Protecting the Brazilian rainforest

The study is likely to bolster the argument for stricter environmental regulations in Brazil in particular. Current regulations are limited to actual mining, but as mines provide jobs communities grow, as does the demand for meat and fresh produce in the area. However, at present, forest land cleared to provide roads, worker housing, and associated activities such as agriculture is not considered in the licensing process.

Mining companies are keen to expand into the Amazon, and the Brazilian Government aims to facilitate this, as the study claims that “throughout Brazil, mining leases, concessions, and exploration permits cover 1.65 million km² of land, of which 60% is located in the Amazon forest”.

In 2017, Brazil’s President Michel Temer tried to abolish the national reserve status of the 4.6 million hectare Renca preserve by presidential decree. This would have opened up the land for mining, particularly for two Canadian companies, but protests were widespread and a federal judge annulled the move.
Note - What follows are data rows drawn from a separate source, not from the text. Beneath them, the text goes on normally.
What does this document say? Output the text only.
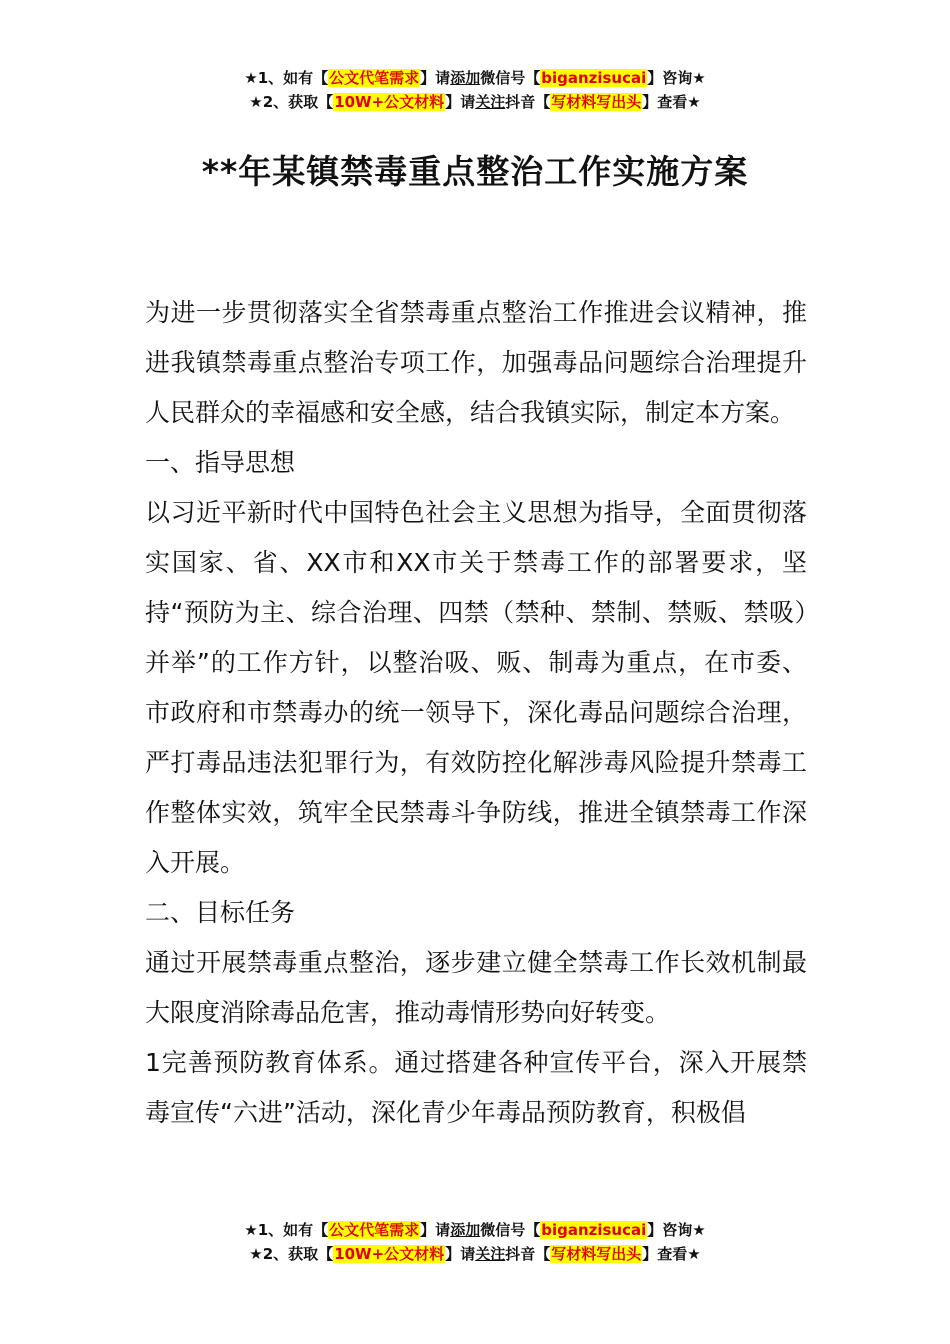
★1、如有【公文代笔需求】请添加微信号【biganzisucai】咨询★
★2、获取【10W+公文材料】请关注抖音【写材料写出头】查看★
**年某镇禁毒重点整治工作实施方案

为进一步贯彻落实全省禁毒重点整治工作推进会议精神，推进我镇禁毒重点整治专项工作，加强毒品问题综合治理提升人民群众的幸福感和安全感，结合我镇实际，制定本方案。

一、指导思想

以习近平新时代中国特色社会主义思想为指导，全面贯彻落实国家、省、XX市和XX市关于禁毒工作的部署要求，坚持“预防为主、综合治理、四禁（禁种、禁制、禁贩、禁吸）并举”的工作方针，以整治吸、贩、制毒为重点，在市委、市政府和市禁毒办的统一领导下，深化毒品问题综合治理，严打毒品违法犯罪行为，有效防控化解涉毒风险提升禁毒工作整体实效，筑牢全民禁毒斗争防线，推进全镇禁毒工作深入开展。

二、目标任务

通过开展禁毒重点整治，逐步建立健全禁毒工作长效机制最大限度消除毒品危害，推动毒情形势向好转变。

1完善预防教育体系。通过搭建各种宣传平台，深入开展禁毒宣传“六进”活动，深化青少年毒品预防教育，积极倡

★1、如有【公文代笔需求】请添加微信号【biganzisucai】咨询★
★2、获取【10W+公文材料】请关注抖音【写材料写出头】查看★
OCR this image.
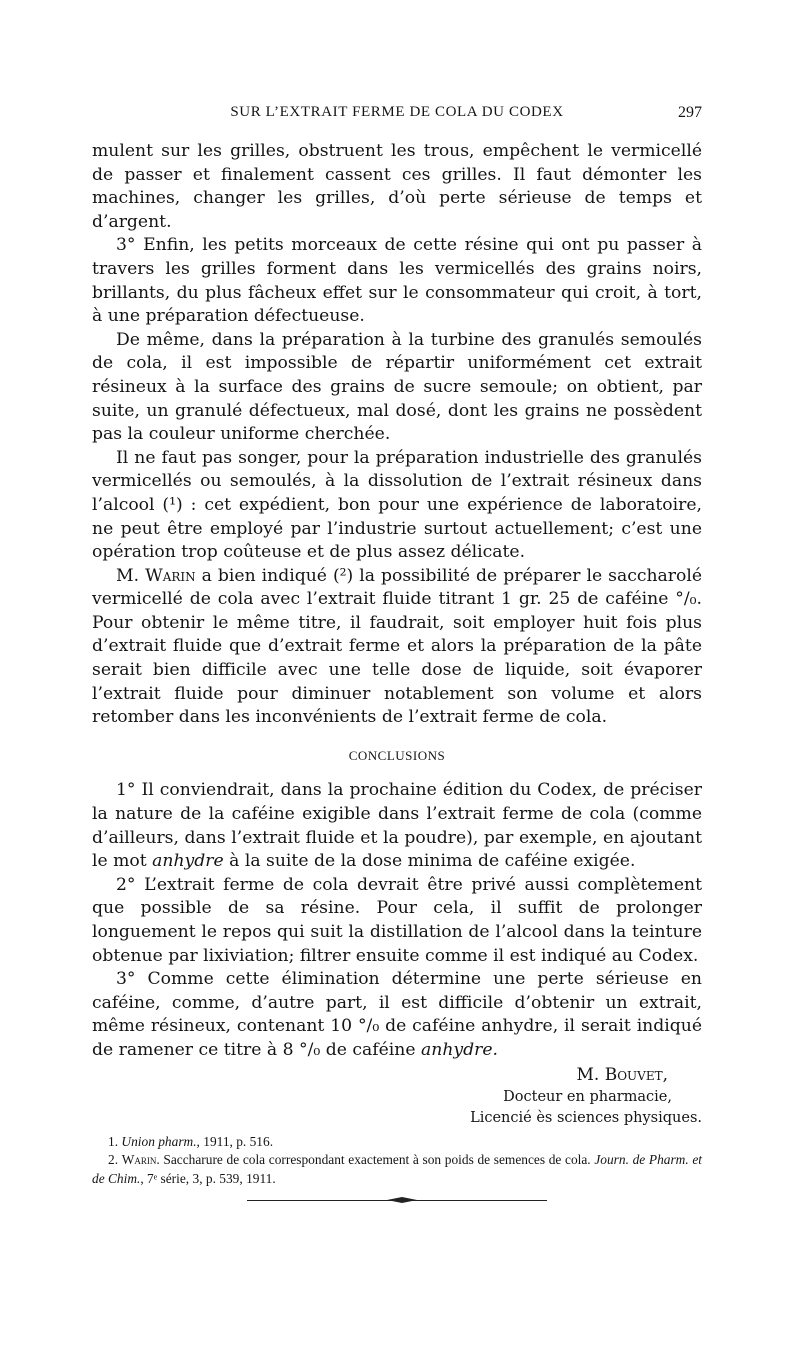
SUR L’EXTRAIT FERME DE COLA DU CODEX	297

mulent sur les grilles, obstruent les trous, empêchent le vermicellé de passer et finalement cassent ces grilles. Il faut démonter les machines, changer les grilles, d’où perte sérieuse de temps et d’argent.

3° Enfin, les petits morceaux de cette résine qui ont pu passer à travers les grilles forment dans les vermicellés des grains noirs, brillants, du plus fâcheux effet sur le consommateur qui croit, à tort, à une préparation défectueuse.

De même, dans la préparation à la turbine des granulés semoulés de cola, il est impossible de répartir uniformément cet extrait résineux à la surface des grains de sucre semoule; on obtient, par suite, un granulé défectueux, mal dosé, dont les grains ne possèdent pas la couleur uniforme cherchée.

Il ne faut pas songer, pour la préparation industrielle des granulés vermicellés ou semoulés, à la dissolution de l’extrait résineux dans l’alcool (¹) : cet expédient, bon pour une expérience de laboratoire, ne peut être employé par l’industrie surtout actuellement; c’est une opération trop coûteuse et de plus assez délicate.

M. Warin a bien indiqué (²) la possibilité de préparer le saccharolé vermicellé de cola avec l’extrait fluide titrant 1 gr. 25 de caféine °/₀. Pour obtenir le même titre, il faudrait, soit employer huit fois plus d’extrait fluide que d’extrait ferme et alors la préparation de la pâte serait bien difficile avec une telle dose de liquide, soit évaporer l’extrait fluide pour diminuer notablement son volume et alors retomber dans les inconvénients de l’extrait ferme de cola.

CONCLUSIONS

1° Il conviendrait, dans la prochaine édition du Codex, de préciser la nature de la caféine exigible dans l’extrait ferme de cola (comme d’ailleurs, dans l’extrait fluide et la poudre), par exemple, en ajoutant le mot anhydre à la suite de la dose minima de caféine exigée.

2° L’extrait ferme de cola devrait être privé aussi complètement que possible de sa résine. Pour cela, il suffit de prolonger longuement le repos qui suit la distillation de l’alcool dans la teinture obtenue par lixiviation; filtrer ensuite comme il est indiqué au Codex.

3° Comme cette élimination détermine une perte sérieuse en caféine, comme, d’autre part, il est difficile d’obtenir un extrait, même résineux, contenant 10 °/₀ de caféine anhydre, il serait indiqué de ramener ce titre à 8 °/₀ de caféine anhydre.

M. Bouvet,
Docteur en pharmacie,
Licencié ès sciences physiques.
1. Union pharm., 1911, p. 516.
2. Warin. Saccharure de cola correspondant exactement à son poids de semences de cola. Journ. de Pharm. et de Chim., 7ᵉ série, 3, p. 539, 1911.
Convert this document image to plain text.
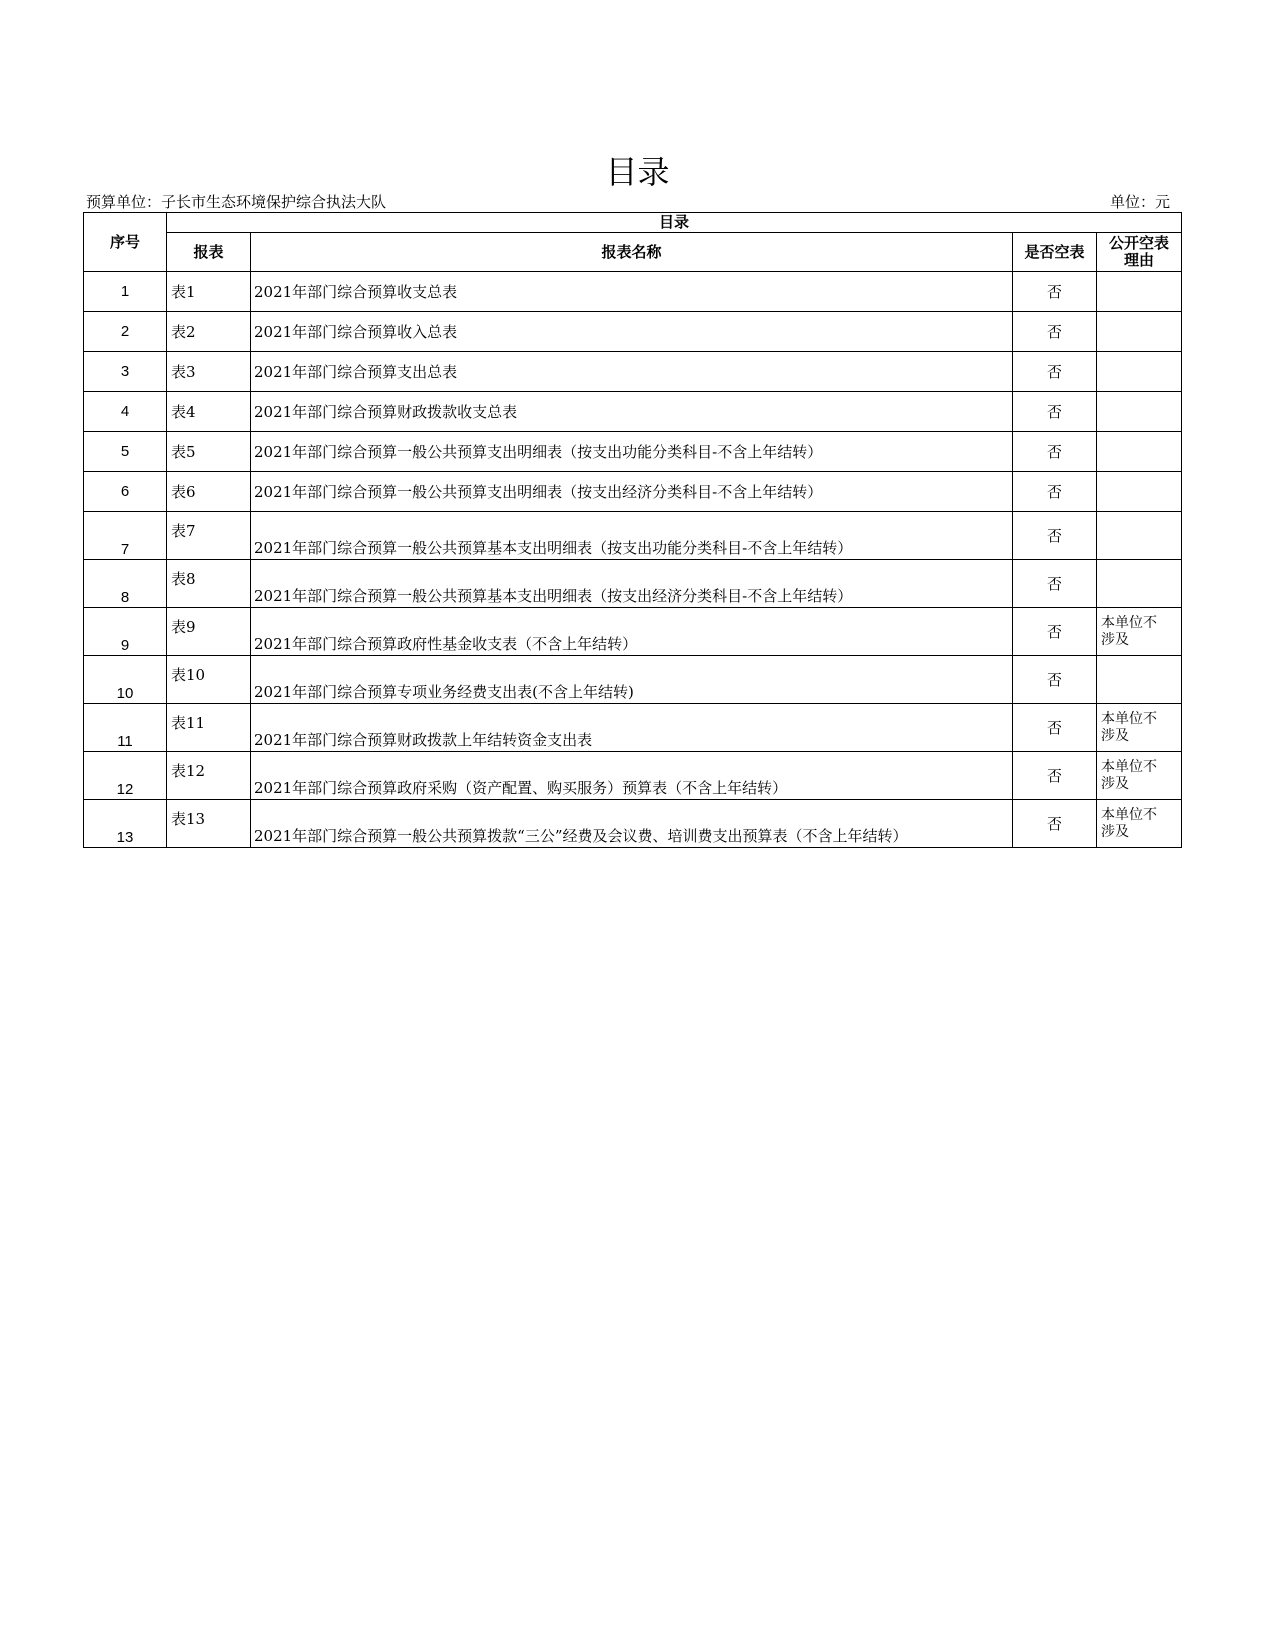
目录
预算单位：子长市生态环境保护综合执法大队	单位：元
序号	目录			
	报表	报表名称	是否空表	公开空表
理由

1	表1	2021年部门综合预算收支总表	否	
2	表2	2021年部门综合预算收入总表	否	
3	表3	2021年部门综合预算支出总表	否	
4	表4	2021年部门综合预算财政拨款收支总表	否	
5	表5	2021年部门综合预算一般公共预算支出明细表（按支出功能分类科目-不含上年结转）	否	
6	表6	2021年部门综合预算一般公共预算支出明细表（按支出经济分类科目-不含上年结转）	否	
7	表7	2021年部门综合预算一般公共预算基本支出明细表（按支出功能分类科目-不含上年结转）	否	
8	表8	2021年部门综合预算一般公共预算基本支出明细表（按支出经济分类科目-不含上年结转）	否	
9	表9	2021年部门综合预算政府性基金收支表（不含上年结转）	否	本单位不
涉及

10	表10	2021年部门综合预算专项业务经费支出表(不含上年结转)	否	
11	表11	2021年部门综合预算财政拨款上年结转资金支出表	否	本单位不
涉及

12	表12	2021年部门综合预算政府采购（资产配置、购买服务）预算表（不含上年结转）	否	本单位不
涉及

13	表13	2021年部门综合预算一般公共预算拨款“三公”经费及会议费、培训费支出预算表（不含上年结转）	否	本单位不
涉及
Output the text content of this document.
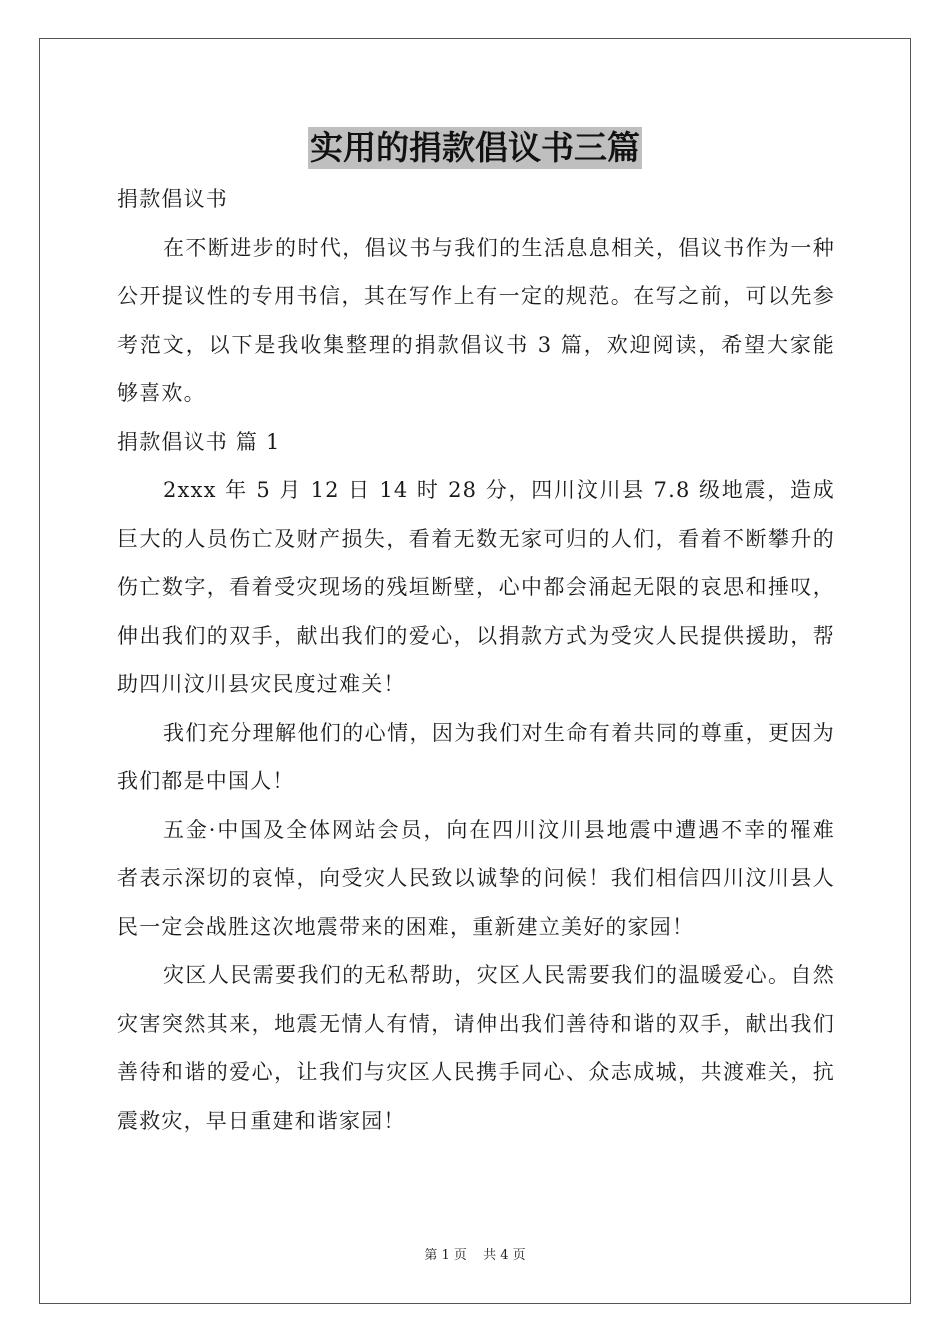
实用的捐款倡议书三篇

捐款倡议书

在不断进步的时代，倡议书与我们的生活息息相关，倡议书作为一种公开提议性的专用书信，其在写作上有一定的规范。在写之前，可以先参考范文，以下是我收集整理的捐款倡议书 3 篇，欢迎阅读，希望大家能够喜欢。

捐款倡议书 篇 1

2xxx 年 5 月 12 日 14 时 28 分，四川汶川县 7.8 级地震，造成巨大的人员伤亡及财产损失，看着无数无家可归的人们，看着不断攀升的伤亡数字，看着受灾现场的残垣断壁，心中都会涌起无限的哀思和捶叹，伸出我们的双手，献出我们的爱心，以捐款方式为受灾人民提供援助，帮助四川汶川县灾民度过难关！

我们充分理解他们的心情，因为我们对生命有着共同的尊重，更因为我们都是中国人！

五金·中国及全体网站会员，向在四川汶川县地震中遭遇不幸的罹难者表示深切的哀悼，向受灾人民致以诚挚的问候！我们相信四川汶川县人民一定会战胜这次地震带来的困难，重新建立美好的家园！

灾区人民需要我们的无私帮助，灾区人民需要我们的温暖爱心。自然灾害突然其来，地震无情人有情，请伸出我们善待和谐的双手，献出我们善待和谐的爱心，让我们与灾区人民携手同心、众志成城，共渡难关，抗震救灾，早日重建和谐家园！

第 1 页 共 4 页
However, the Brazilian Union’s General Advocate is planning to appeal the decision.

Efforts to decrease deforestation are underway, and the INPE (Brazil’s space agency) recently found that the rate of deforestation in Brazil decreased by 6,624km² between August 2016 and July 2017. “The result indicates a decrease of 16% compared to 2016, the year that we determined 7,893km², and also a decrease of 76% compared to that recorded in 2004, the year the Federal Government launched the Plan for Prevention and Control of Deforestation Amazon, currently coordinated by the Ministry of Environment,” the INPE said.

But Sonter is quick to remind us that this is a relatively small success, saying that “while deforestation declined between August 2016 and July 2017, it was still higher than rates during the five years preceding (2011 to 2015)”. “To slow deforestation and conserve Amazon forests,” she says, “we need to understand and address the remaining sources of forest loss.”

Whilst efforts are to be encouraged, whether or not deforestation has already made irreparable damage to the Amazon is unclear, that “will depend on the strength of Brazil’s environmental policies and other economic factors”, says Sonter. “A step in the right direction would be to systematically incorporate indirect deforestation into mining environmental impact assessments and mitigation requirements.”

The Amazon is not just rich in minerals and opportunities, it is a vital carbon store as well as being home to indigenous peoples, animals and plants, many of which have extraordinary medicinal qualities, and as such, it must be protected. As mining companies seek to expand into the wilds of the forest, we must ensure this is done in a sustainable fashion which takes into account the environmental impact of the entire operation.

“We hope the mining industry will take responsibility of their environmental footprint to assess and mitigate the full extent of deforestation related to their activities,” says Sonter.